(This is a written supplement to a presentation by George Chen and myself, which we gave at BSides Singapore 2022. Any views expressed herein are solely our own and do not reflect the views of our employers.)
DNS Search Suffixes
The use of DNS search suffixes is not uncommon. One particularly common use-case involves relying on these search suffixes to implement web browsing shortcuts, so that users can simply type go/<shortlink>
or even just <shortlink>
within their browsers to access intranet resources.
The DNS search suffixes is advertised to network clients via DHCP option codes 15 and/or 119.
The Vulnerability
The security issue arises when:
- A corporate endpoint is not connected to the internal network (whether physically or over VPN)
- An application on the endpoint attempts to resolve an unqualified multi-label name (per RFC 1034)
- The network which the endpoint is connected to advertises a DNS search suffix.
Ordinarily, corporate endpoints remain on-premises and physically connected to the internal network, so the organization remains in control of the endpoints’ network configuration.
With the rise in remote working as a result of the COVID-19 pandemic, however, it is no longer a given that corporate endpoints remain at the office.
We take the example of a remote employee, whose corporate device is connected to a non-corporate LAN that is advertising a DNS search suffix of <suffix>:
- An application on the device attempts to resolve
example.internal-corp.com
- The system DNS client attempts to resolve the hostname in (1), via public DNS resolvers
- The public DNS resolver returns an NXDOMAIN
- Because of (3), the system DNS client fallsback to
example.internal-corp.com.<suffix>
- If an IP address is returned in (4), the system DNS client returns the IP to the application, as if the IP address is a result for (1)
- The application connects to the IP address in (4), unaware that the IP address is resolved from a completely different domain
If the DNS search suffix is controlled by an attacker, or is an unregistered name on the Internet, the potential for information disclosure/man-in-the-middle attacks arises.
In our limited testing, we identified a few such unregistered suffixes, registered the domains, and listened on HTTP(S), LDAP, and SMB ports. Items we have observed include:
- NTLM hashes
- HTTP requests to internal-only paths
- WebDAV requests
- Sync/enrollment requests for endpoint management/orchestration solutions
- Requests from SCCM clients
- ActiveSync sync attempts
- XMPP over HTTP
- (interestingly) HTTP requests to defunct C2 domains
Am I Vulnerable?
There are many ways to check whether your organization is vulnerable to such a threat scenario. There is one obvious one, however:
If your internal corporate domain name uses a TLD that is assigned by IANA, and is still available for public registration, then your organization is vulnerable and you should take steps to register that domain name at the earliest opportunity.

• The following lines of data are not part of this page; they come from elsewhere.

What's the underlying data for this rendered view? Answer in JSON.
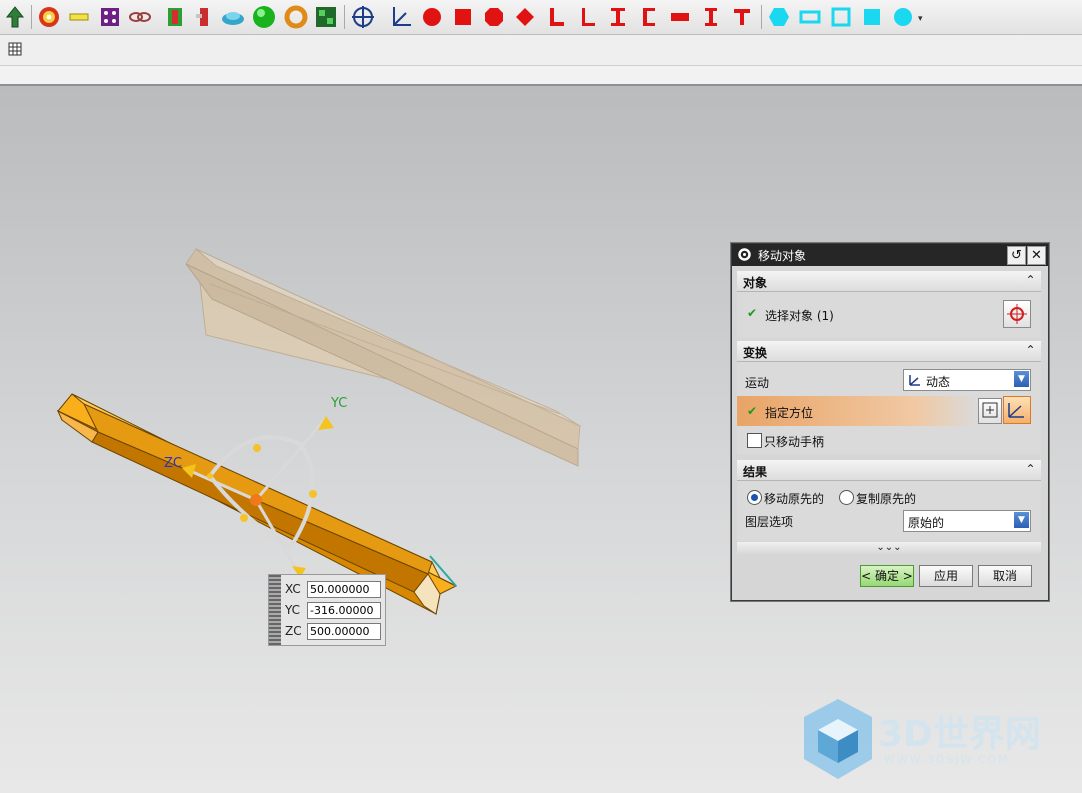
{
  "toolbar": {
    "icons": [
      "pointer-arrow-icon",
      "gear-flower-icon",
      "yellow-bar-icon",
      "purple-square-icon",
      "chain-link-icon",
      "green-profile-icon",
      "red-tag-icon",
      "cyan-shape-icon",
      "green-sphere-icon",
      "orange-ring-icon",
      "green-board-icon",
      "crosshair-icon",
      "axis-icon",
      "red-circle-icon",
      "red-square-icon",
      "red-octagon-icon",
      "red-diamond-icon",
      "red-angle-icon",
      "red-angle-2-icon",
      "red-i-beam-icon",
      "red-channel-icon",
      "red-rect-icon",
      "red-i-icon",
      "red-t-icon",
      "cyan-hex-icon",
      "cyan-rect-icon",
      "cyan-square-icon",
      "cyan-square-2-icon",
      "cyan-circle-icon"
    ],
    "overflow": "▾"
  },
  "coord": {
    "rows": [
      {
        "label": "XC",
        "value": "50.000000"
      },
      {
        "label": "YC",
        "value": "-316.00000"
      },
      {
        "label": "ZC",
        "value": "500.00000"
      }
    ]
  },
  "model": {
    "axis_y": "YC",
    "axis_z": "ZC"
  },
  "dialog": {
    "title": "移动对象",
    "sections": {
      "object": "对象",
      "transform": "变换",
      "result": "结果"
    },
    "select_object": "选择对象 (1)",
    "motion_label": "运动",
    "motion_value": "动态",
    "specify_orientation": "指定方位",
    "move_handle_only": "只移动手柄",
    "move_original": "移动原先的",
    "copy_original": "复制原先的",
    "layer_label": "图层选项",
    "layer_value": "原始的",
    "more": "⌄⌄⌄",
    "ok": "< 确定 >",
    "apply": "应用",
    "cancel": "取消"
  },
  "watermark": {
    "text": "3D世界网",
    "url": "WWW.3DSJW.COM"
  },
  "colors": {
    "beam": "#f3a21c",
    "ghost_beam": "#d8b98c",
    "gradient_bar": "#e9a466",
    "title_bar": "#262626"
  }
}
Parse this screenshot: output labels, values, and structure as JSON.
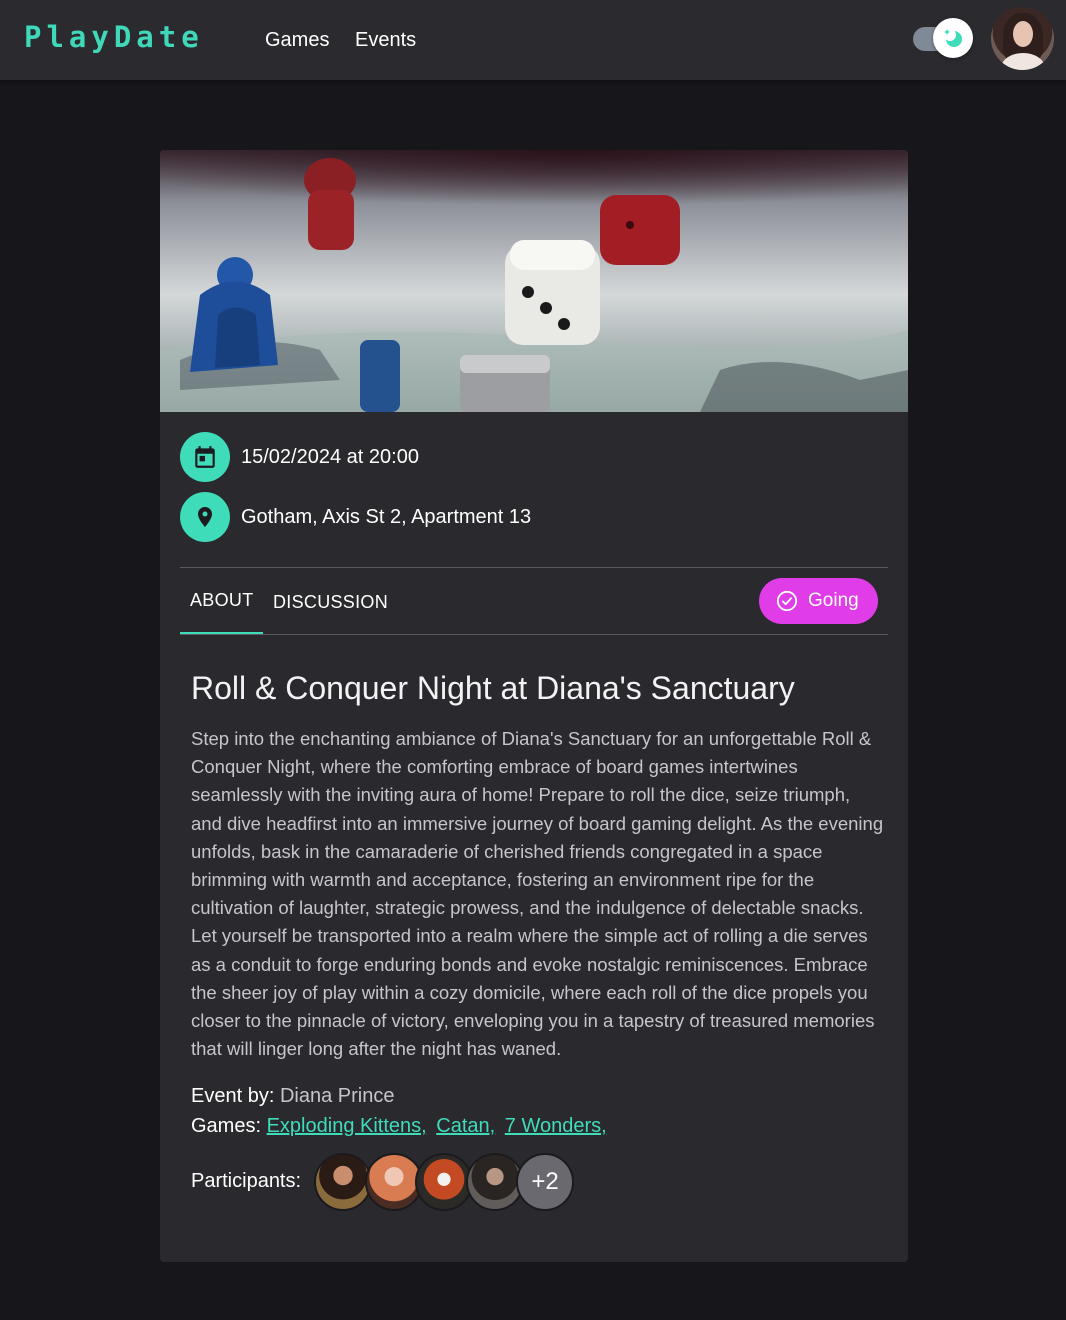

If you record all DNS query activity from your corporate endpoints (even when they are not connected to your internal network), identifying the vulnerable behavior is relatively simple — all DNS queries originating from the endpoint of the form <your internal domain>.<TLD>.<something else>
are candidates for investigation.
Alternatively, Windows endpoints with this vulnerable configuration can also be identified by checking the value(s) of the network adapter’s Connection-specific DNS Suffix. This can be obtained programmatically with the Get-DnsClient
PowerShell cmdlet.
The situation becomes a bit more difficult if your DNS logs are recorded from the perspective of your internal resolver, since by definition an endpoint will have to be connected to your internal network to query your internal resolver. Based on our limited tests, however, we observed that in cases where the endpoint is connected to the internal network via a VPN connection (rather than physically connected on-premises), positive log entries may be apparent. This is usually due to the network adapter’s DNS Suffix not being overridden completely (i.e. both the user’s ISP/router’s suffix and the internal corporate domain are listed as suffixes).
Remediation
- In the vast majority of cases we have seen, the DNS suffix query behaviour can be disabled at the system-level on Windows endpoints by setting the following Group Policy object to “Disabled”:
Computer Configuration -> Administrative Templates -> Network -> DNS Client -> Allow DNS Suffix Appending to Unqualified Multi-Label Name Queries
- We saw Chrome on macOS performing these DNS queries due to Chrome’s built-in DNS client. This can be disabled by setting the BuiltInDnsClientEnabled policy to “Disabled”.
Note: for the Chrome browser specifically, our tests indicated that continued usage of the built-in DNS client will not lead to impersonation of TLS-protected websites. Chrome will continue to display certificate mismatch warnings.
Recommendations
- Disable the DNS suffix query behaviour on endpoints/applications (see above). This will not affect shortlinks (single-label names).
- If your internal corporate domain is still available for registration, it should be registered as soon as possible.
- Do not assume that the “unique” TLD you chose for your internal corporate domain will remain unavailable for registration in future.
- Users/employees should exercise caution when connecting their work devices to an unknown network.